Thursday, December 1, 2016
Karma of Abortion
What is the karmic significance of abortion to the mother, the father and the foetus?
Hilarion: The karmic significance depends to a great degree on the motives and reasons behind the action which terminates the life of the foetus.
Birth into earth incarnation is viewed on the higher planes as a a great opportunity for soul advancement, for learning, and for spiritual progress. It is also seen by prospective souls as a chance to rejoin loved ones, and to participate in the fullness of physical existence on one of the most beautiful planetary oases in the universe.
Thus from the point of view of the soul that might have come into the world in the aborted foetus, the abortion is merely the shutting of a door, the loss of an opportunity to advance. However, as a general rule, souls who lose the possibility of earth incarnation through deliberate abortion are given another opportunity to incarnate very soon thereafter.
For the woman who arranges or assents to an abortion, the pivotal question is motive. If it is done for strictly selfish reasons, especially when the the woman was in a situation in which the child could have been welcomed and cared for, then the killing of the foetus is counted as an act close to murder in the scale of seriousness. The karmic burden arising in such a circumstance is normally met and set aside through the experience of being denied a child when one is wanted...either later in the same life, or in some subsequent experience on the earth plane.
At the other end of the scale of motive is the situation in which there are persuasive reasons for terminating the pregnancy, reasons not related to selfish desires.
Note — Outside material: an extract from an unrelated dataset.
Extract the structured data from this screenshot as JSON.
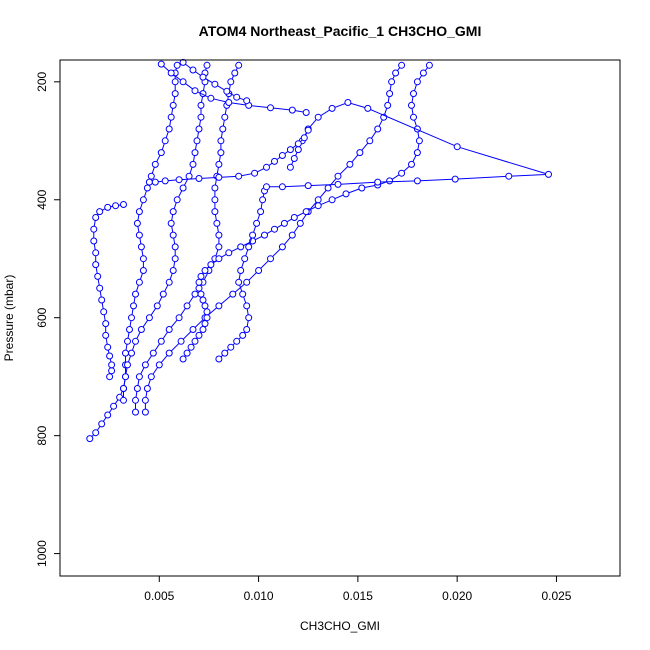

For example, where there is a threat to the mother's life or health, or where no family situation exists capable of providing a good early life to the child, then abortion is not taken to be a particularly negative act. Some karma stems from it, of course, but it is generally not of a severe nature.
The father of the aborted child is also assessed in strict accordance with his motive, assuming he forces or persuades the mother to have an abortion. It is unnecessary to explain the matter in greater detail.